Au regard de tout ce qui précède, nous notons que les sanctions prononcées contre les chefs d’établissement et d’autres enseignants sont irrégulières car elles sont en violation des procédures et des dispositions légales prévues à cet effet.
C’est pourquoi, sans nier le combat noble que nous devons mener contre les fléaux que constituent la fraude et la corruption, nous demandons au Ministre de l’Education Nationale de respecter les procédures légales et les textes en la matière avant de sanctionner les présumés coupables.
Egalement, nous demandons à tous les Enseignants qui se sentent injustement sanctionnés de se pourvoir devant le conseil d’Etat.
Afin d’éviter à l’avenir des inscriptions frauduleuses, il convient de réactiver les commissions de transfert conformément à l’arrêté n°44/MENCF portant modification de la procédure de traitement des transferts d’élèves des établissements scolaires du 2ème degré publics et privés reconnu d’utilité publique ou autorisé du 25 juin 1998. Et pour mieux lutter contre la corruption, il convient de mettre en œuvre la convention des Nations Unies contre la corruption en son article 7 concernant le secteur public dans le cadre des mesures préventives et qui dispose : « 1- Chaque Etat partie s’efforce, s’il y a lieu et conformément aux principes fondamentaux de son système juridique, d’adopter, de maintenir et de renforcer des systèmes de recrutement, d’embauchage, de fidélisation, de promotion et de retraite des fonctionnaires et, s’il y a lieu, des autres agents publics non élus qui :
a)Reposent sur les principes d’efficacité et de transparence et sur des critères objectifs tels que le mérite, l’équité et l’aptitude ;
b)Comportent des procédures appropriées pour sélectionner et former les personnes appelées à occuper des postes publics considérés comme particulièrement exposés à la corruption et, s’il y a lieu, pour assurer une rotation sur ces postes ;
c)Favorisent une rémunération adéquate  et des barèmes de traitement équitables, compte tenu du niveau de développement économique de l’Etat partie ;
d)Favorisent l’offre de programmes d’éducation et de formation qui leur permettent de s’acquitter de leurs fonctions de manière correcte, honorable et adéquate et les fassent bénéficier d’une formation spécialisé appropriée qui les sensibilise davantage aux risques de corruption inhérents à l’exercice de leurs fonctions.
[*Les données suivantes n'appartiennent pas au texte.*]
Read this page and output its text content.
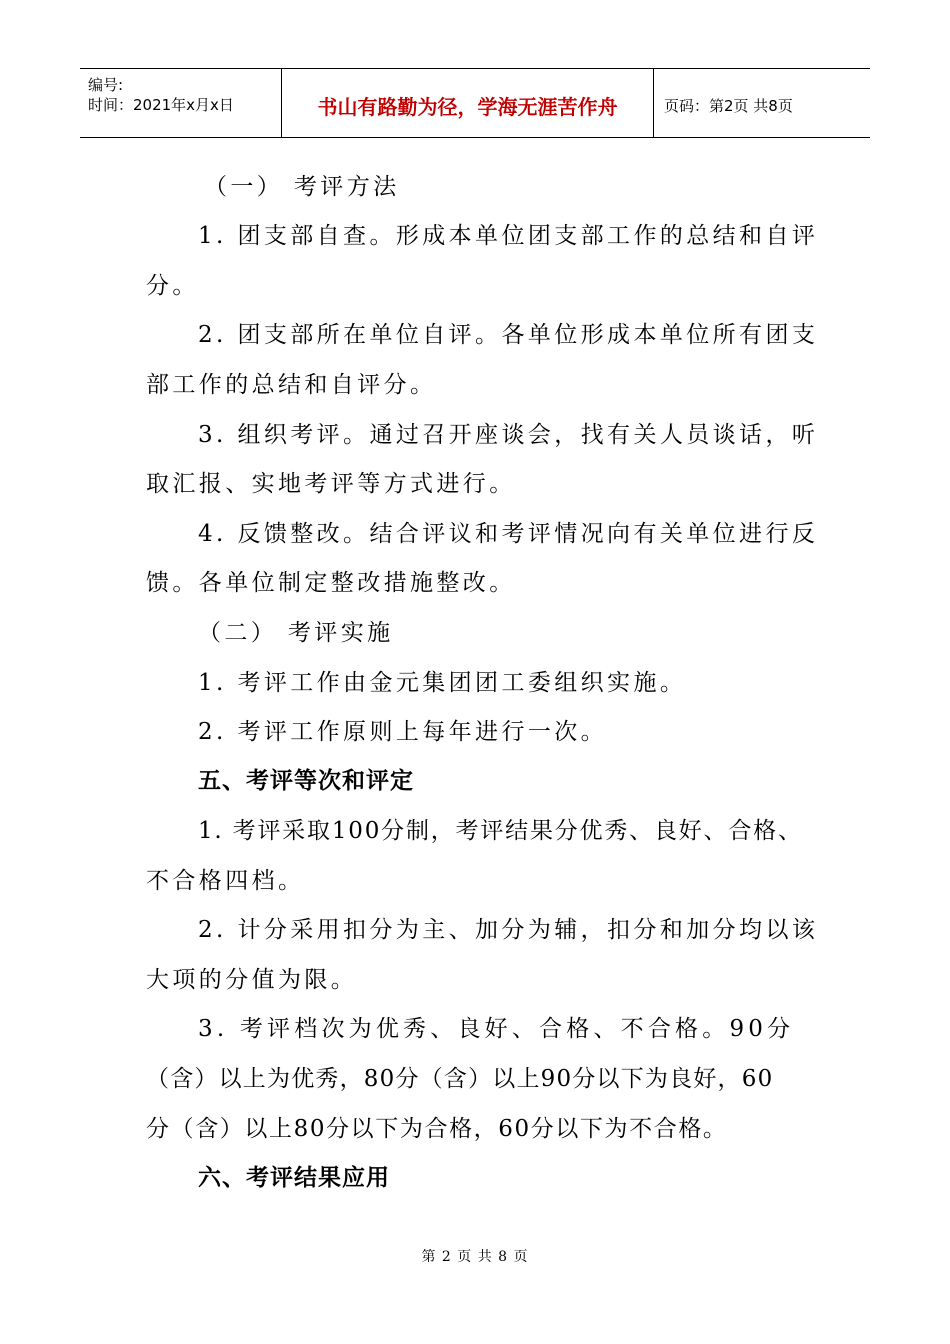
编号:
时间：2021年x月x日	书山有路勤为径，学海无涯苦作舟	页码：第2页 共8页
（一） 考评方法
1. 团支部自查。形成本单位团支部工作的总结和自评
分。
2. 团支部所在单位自评。各单位形成本单位所有团支
部工作的总结和自评分。
3. 组织考评。通过召开座谈会，找有关人员谈话，听
取汇报、实地考评等方式进行。
4. 反馈整改。结合评议和考评情况向有关单位进行反
馈。各单位制定整改措施整改。
（二） 考评实施
1. 考评工作由金元集团团工委组织实施。
2. 考评工作原则上每年进行一次。
五、考评等次和评定
1. 考评采取100分制，考评结果分优秀、良好、合格、
不合格四档。
2. 计分采用扣分为主、加分为辅，扣分和加分均以该
大项的分值为限。
3. 考评档次为优秀、良好、合格、不合格。90分
（含）以上为优秀，80分（含）以上90分以下为良好，60
分（含）以上80分以下为合格，60分以下为不合格。
六、考评结果应用
第 2 页 共 8 页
Ces programmes peuvent faire référence aux codes ou  normes de conduite applicables.
2- Chaque Etat partie envisage aussi d’adopter des mesures législatives et administratives appropriées, compatibles avec les objectifs de la présente convention et conformes aux principes fondamentaux de son droit interne, afin d’arrêter des critères pour la candidature et l’élection à un mandat public… ».
Par ailleurs, les sanctions contre les Enseignants et les chefs d’établissement, ne constituent-elles pas une fuite en avant pour ne pas payer les vacations du CEP et du BEPC longtemps attendues par les Enseignants ?
Pour ce qui est des sanctions contre les établissements privés, pourquoi ceux du public qui ont reçu les élèves avec les faux bulletins n’ont-ils pas écopés des sanctions similaires ? En effet, le voleur et le receleur sont punissables au même titre.
Quant aux sanctions contre les élèves, nous espérons également qu’elles tiennent compte de la convention relative aux droits de l’Enfant qui dispose en son article 3 alinéa 1 : « 1- Dans toutes les décisions qui concernent les enfants, qu’elle soient le fait des institutions publiques ou privées de protection sociale, des tribunaux, des autorités administratives ou des organes législatifs, l’intérêt supérieur de l’enfant doit être une considération primordiale…».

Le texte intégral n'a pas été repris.